At trial, the state requested permission to offer a portion of David Pirsig's omnibus hearing testimony into evidence. In this testimony, David Pirsig denied stealing grain from the Mores. Rather, he stated that the grain he sold to Midwest Soya from 1996 to 1998 was left over from the 1995 harvest and that he and Edward Pirsig owned the grain. His testimony further revealed that (1) he deposited the proceeds he received for the grain into a bank account under the name of D&D Farms, (2) he and Edward Pirsig have a joint interest in D&D Farms, (3) Edward Pirsig knew he sold grain to Midwest Soya under the name of D&D Farms, (4) Edward Pirsig helped him deliver the grain to Midwest Soya, (5) Edward Pirsig knew the sale proceeds were deposited into D&D Farms's bank account, and (6) he split the grain proceeds with Edward Pirsig.

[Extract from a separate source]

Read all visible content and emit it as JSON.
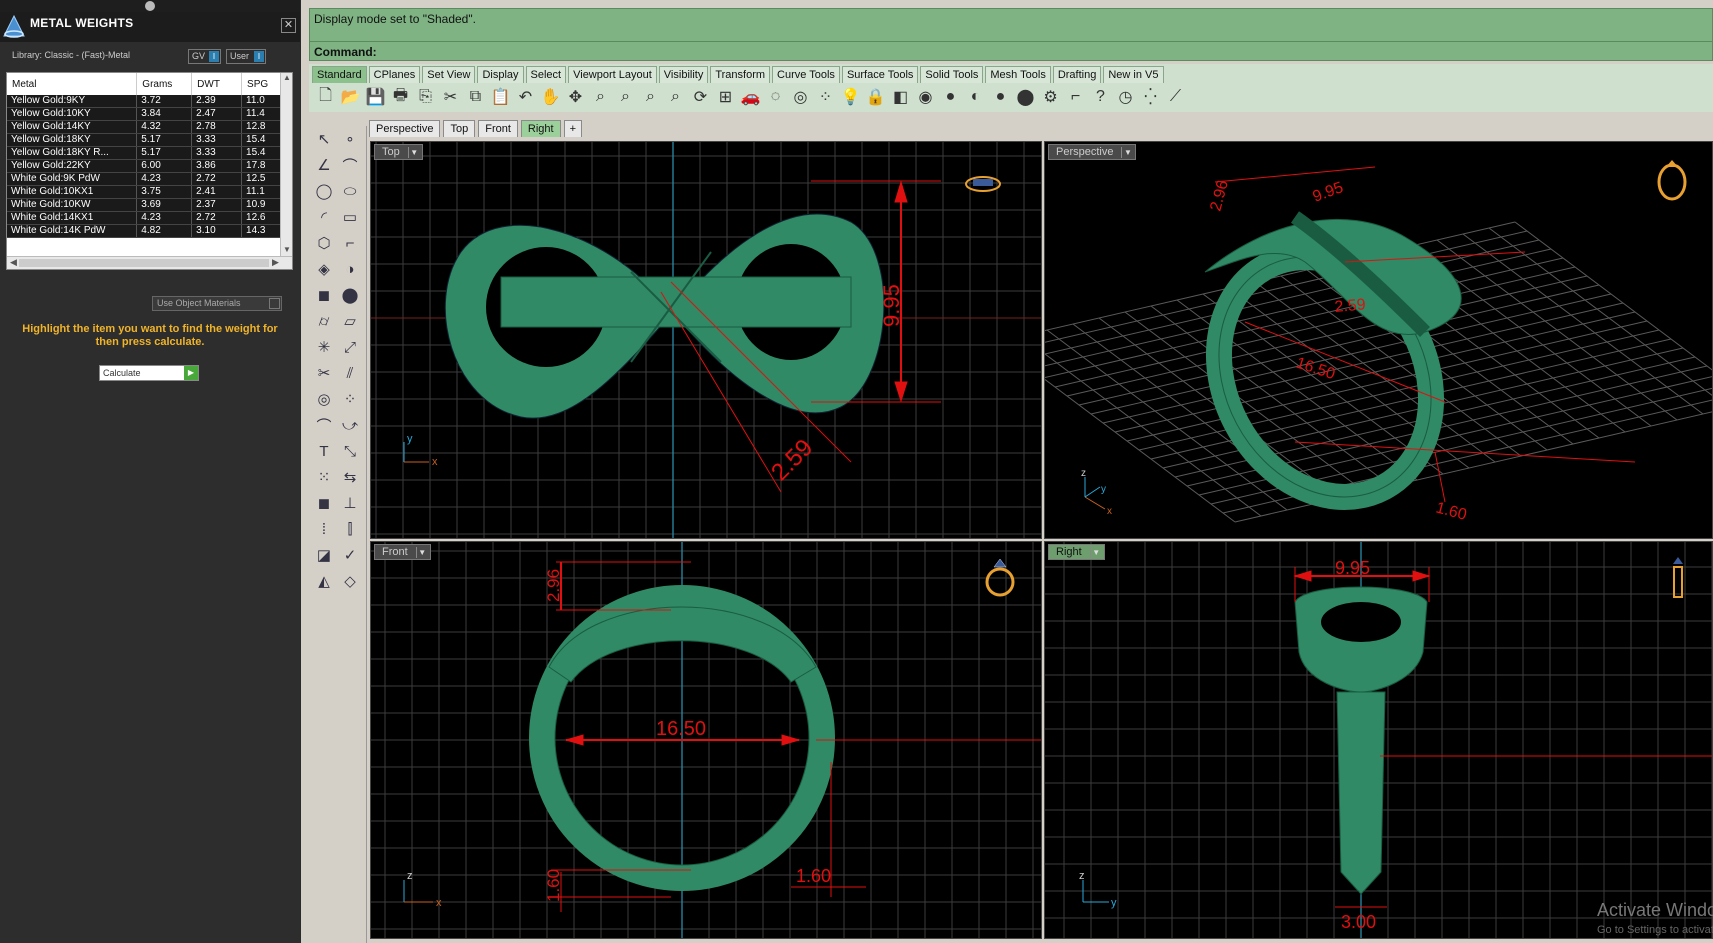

Edward Pirsig's attorney objected to introducing this testimony, and David Pirsig's attorney advised the court that Edward Pirsig should be "entitled to a cautionary instruction that any of [David's] testimony could not be used against [Edward]." The court allowed the state to read the testimony into evidence, but prior to its admission the court gave the jury a cautionary instruction that stated only that the jury could not "use solely accomplice testimony, that is . . . one defendant's testimony against another one unless that testimony is corroborated by other evidence that tends to convict the defendant independently of the crimes."

Although David Pirsig, in his omnibus hearing testimony, did not confess to the theft, he did detail Edward Pirsig's role in the sale of the grain the state alleged was stolen. This testimony tended to inculpate Edward Pirsig. The court's instruction, instead of forbidding the use of David Pirsig's hearsay statement against Edward Pirsig, permitted that use, as long as there was corroborating evidence. We conclude this instruction was inadequate to protect Edward Pirsig from the danger the jury would improperly use David Pirsig's hearsay testimony against him.

The violation of a defendant's right to confrontation may be harmless error if the improperly admitted hearsay was cumulative to other evidence or the other evidence against the defendant was overwhelming. State v. DeVerney, 592 N.W.2d 837, 842-43 (Minn. 1999) (cumulative); Gruber, 264 N.W.2d. at 818 (overwhelming). But other than David Pirsig's omnibus hearing testimony, there is little evidence in the record connecting Edward Pirsig to the grain theft, and that evidence bore on issues other than the sale of the allegedly stolen grain.

The record contains evidence that David and Edward Pirsig farmed for many years, that Edward Pirsig signed the custom-farming agreement with the Mores, that he and David Pirsig had similar debts, that financial statements showed he had no private grain to sell in 1996 through 1998, that he told the combine operator to widen the swath-widths during harvest, and that he received checks from David Pirsig for substantial amounts of money. This circumstantial evidence, however, focuses on issues other than the sale of stolen grain to Midwest Soya and does not overwhelmingly show that Edward Pirsig knew about or participated in the grain theft. We also note that the prosecutor in closing argument cited David Pirsig's hearsay statement as evidence against Edward Pirsig, thereby encouraging a use of the evidence that the jury should have been expressly cautioned against.

The admission of David Pirsig's omnibus hearing testimony violated Edward Pirsig's Confrontation Clause rights, and the admission of this testimony was not harmless error. Accordingly, we decline to consider the additional issues Pirsig raised on appeal. Because we reverse the conviction, we need not address the state's challenge to the sentence.

Reversed and remanded.



[1] Initially, David and Edward Pirsig agreed to joint representation. They were jointly represented at the contested omnibus hearing. Prior to trial, however, Edward Pirsig obtained his own attorney.